Tong: Well, in the last five years alone, America’s coal jobs have fallen almost by half. There are a few big things going on here. We have coal being replaced by other fuels in the system. Natural gas is cheaper in much of the country, and renewable energy is desired by policies in 29 states. So that’s one big piece of it. And a much smaller piece of the story, according to a recent study, is regulation. We have clean air rules limiting pollutants like sulfur and mercury, and those go back to the first Bush administration. And I should say, hardly any of what we’re talking about has to do with carbon climate rules that haven’t even kicked in yet at the federal level. And we know this administration is trying to undo those. Now here, briefly, is the longer story, Molly: A century ago we had 800,000 coal miners. But then coal-powered steam engine trains gave way to cars and transportation, that is coal being replaced by oil, and then coal for heating got replaced by electricity. So these are big, big energy generational trends that we’re seeing here, Molly.
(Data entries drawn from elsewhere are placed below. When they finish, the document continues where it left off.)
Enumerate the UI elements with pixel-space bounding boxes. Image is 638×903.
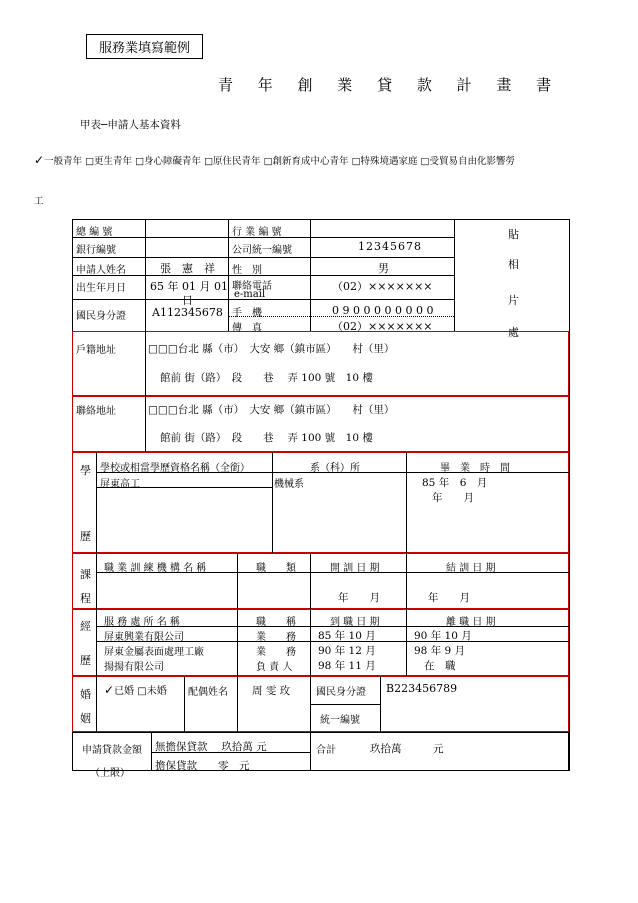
- married-option: 已婚: [114, 686, 135, 697]
- experience-col-end: 離 職 日 期: [446, 617, 496, 628]
- photo-label-3: 片: [508, 294, 519, 307]
- single-option: □未婚: [137, 686, 167, 697]
- id-value: A112345678: [152, 306, 223, 319]
- experience-label-bottom: 歷: [80, 654, 91, 667]
- experience-row-title: 負 責 人: [256, 662, 293, 673]
- experience-row-end: 90 年 10 月: [414, 630, 472, 642]
- unified-label: 統一編號: [320, 715, 360, 726]
- education-col-dept: 系（科）所: [310, 463, 360, 474]
- fax-value: （02）×××××××: [332, 320, 433, 333]
- gender-label: 性 別: [232, 265, 262, 276]
- sample-label: 服務業填寫範例: [86, 34, 203, 59]
- education-col-school: 學校或相當學歷資格名稱（全銜）: [100, 463, 250, 474]
- marriage-label-top: 婚: [80, 688, 91, 701]
- experience-row-title: 業 務: [256, 647, 296, 658]
- mobile-label: 手 機: [232, 308, 262, 319]
- education-date1: 85 年 6 月: [422, 477, 488, 489]
- marriage-label-bottom: 姻: [80, 712, 91, 725]
- spouse-id-label: 國民身分證: [316, 687, 366, 698]
- experience-row-org: 揚揚有限公司: [104, 662, 164, 673]
- education-col-date: 畢 業 時 間: [440, 463, 510, 474]
- experience-row-org: 屏東金屬表面處理工廠: [104, 647, 204, 658]
- loan-label-limit: （上限）: [90, 768, 130, 779]
- total-no-label: 總 編 號: [76, 227, 113, 238]
- spouse-label: 配偶姓名: [188, 687, 228, 698]
- id-label: 國民身分證: [76, 311, 126, 322]
- experience-col-start: 到 職 日 期: [330, 617, 380, 628]
- category-line: [34, 153, 515, 167]
- spouse-id-value: B223456789: [386, 682, 458, 695]
- experience-row-end: 在 職: [424, 660, 456, 672]
- loan-unsecured: 無擔保貸款 玖拾萬 元: [155, 741, 267, 753]
- training-label-bottom: 程: [80, 592, 91, 605]
- email-label: e-mail: [234, 289, 266, 300]
- experience-row-title: 業 務: [256, 632, 296, 643]
- section-title: 甲表─申請人基本資料: [80, 119, 181, 131]
- bank-no-label: 銀行編號: [76, 245, 116, 256]
- education-dept: 機械系: [274, 479, 304, 490]
- training-col-start: 開 訓 日 期: [330, 563, 380, 574]
- fax-label: 傳 真: [232, 323, 262, 334]
- loan-total-label: 合計: [316, 745, 336, 756]
- contact-line1: □□□台北 縣（市） 大安 鄉（鎮市區） 村（里）: [148, 404, 395, 416]
- phone-label: 聯絡電話: [232, 281, 272, 292]
- loan-secured: 擔保貸款 零 元: [155, 760, 250, 772]
- experience-row-start: 98 年 11 月: [318, 660, 376, 672]
- training-start: 年 月: [338, 592, 380, 604]
- name-value: 張 憲 祥: [160, 262, 215, 275]
- document-title: 青 年 創 業 貸 款 計 畫 書: [218, 76, 562, 94]
- tax-id-label: 公司統一編號: [232, 245, 292, 256]
- mobile-value: 0 9 0 0 0 0 0 0 0 0: [332, 304, 434, 317]
- checkmark-icon: ✓: [104, 683, 115, 697]
- birth-value-day: 日: [182, 294, 193, 307]
- training-label-top: 課: [80, 568, 91, 581]
- gender-value: 男: [378, 262, 389, 275]
- contact-line2: 館前 街（路） 段 巷 弄 100 號 10 樓: [160, 432, 373, 444]
- spouse-name: 周 雯 玫: [252, 685, 291, 697]
- phone-value: （02）×××××××: [332, 280, 433, 293]
- experience-col-title: 職 稱: [256, 617, 296, 628]
- contact-label: 聯絡地址: [76, 406, 116, 417]
- experience-row-start: 85 年 10 月: [318, 630, 376, 642]
- loan-total-value: 玖拾萬 元: [370, 743, 444, 755]
- birth-label: 出生年月日: [76, 283, 126, 294]
- branch-label: 行 業 編 號: [232, 227, 282, 238]
- training-col-org: 職 業 訓 練 機 構 名 稱: [104, 563, 207, 574]
- training-col-end: 結 訓 日 期: [446, 563, 496, 574]
- education-label-bottom: 歷: [80, 530, 91, 543]
- experience-label-top: 經: [80, 620, 91, 633]
- training-end: 年 月: [428, 592, 470, 604]
- experience-row-end: 98 年 9 月: [414, 645, 466, 657]
- education-date2: 年 月: [432, 492, 474, 504]
- tax-id-value: 12345678: [358, 240, 422, 253]
- photo-label-2: 相: [508, 258, 519, 271]
- experience-row-org: 屏東興業有限公司: [104, 632, 184, 643]
- household-label: 戶籍地址: [76, 345, 116, 356]
- checkmark-icon: ✓: [34, 153, 45, 167]
- loan-label: 申請貸款金額: [82, 745, 142, 756]
- photo-label-1: 貼: [508, 228, 519, 241]
- household-line1: □□□台北 縣（市） 大安 鄉（鎮市區） 村（里）: [148, 343, 395, 355]
- photo-label-4: 處: [508, 326, 519, 339]
- household-line2: 館前 街（路） 段 巷 弄 100 號 10 樓: [160, 372, 373, 384]
- education-school: 屏東高工: [100, 479, 140, 490]
- birth-value: 65 年 01 月 01: [150, 280, 228, 293]
- education-label-top: 學: [80, 464, 91, 477]
- experience-col-org: 服 務 處 所 名 稱: [104, 617, 180, 628]
- category-options: 一般青年 □更生青年 □身心障礙青年 □原住民青年 □創新育成中心青年 □特殊境遇家庭 □受貿易自由化影響勞: [44, 156, 516, 167]
- training-col-type: 職 類: [256, 563, 296, 574]
- marriage-status: [104, 682, 167, 697]
- experience-row-start: 90 年 12 月: [318, 645, 376, 657]
- name-label: 申請人姓名: [76, 265, 126, 276]
- category-line-cont: 工: [34, 196, 44, 207]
Wood: Yeah, absolutely. Well, so why then is there so much kind of political currency? If the historical trend line is so clear, why is there so much political currency to this coal miner story? Why are we talking about 51,000 jobs?
Tong: It’s a powerful story. I mean, many towns in the U.S. once upon a time were literally built on coal by grandparents, grandfathers who came to the States from Eastern Europe to make a life. Miners today are still heroes. They’re the strongest, bravest men in town who take on some of the most dangerous work underground in many places. So when something is lost — I mean there’s evidence from behavioral science that the pain of losing something is actually twice as strong as the pleasure of gaining something, so there’s something about what’s called the salience of loss. And we see very clearly, more broadly in the labor market, that we looked in the rearview mirror, and we know the jobs that we’re losing. Even though we’re always creating new jobs, it’s less clear what those new jobs are going to be. And that’s always the challenge.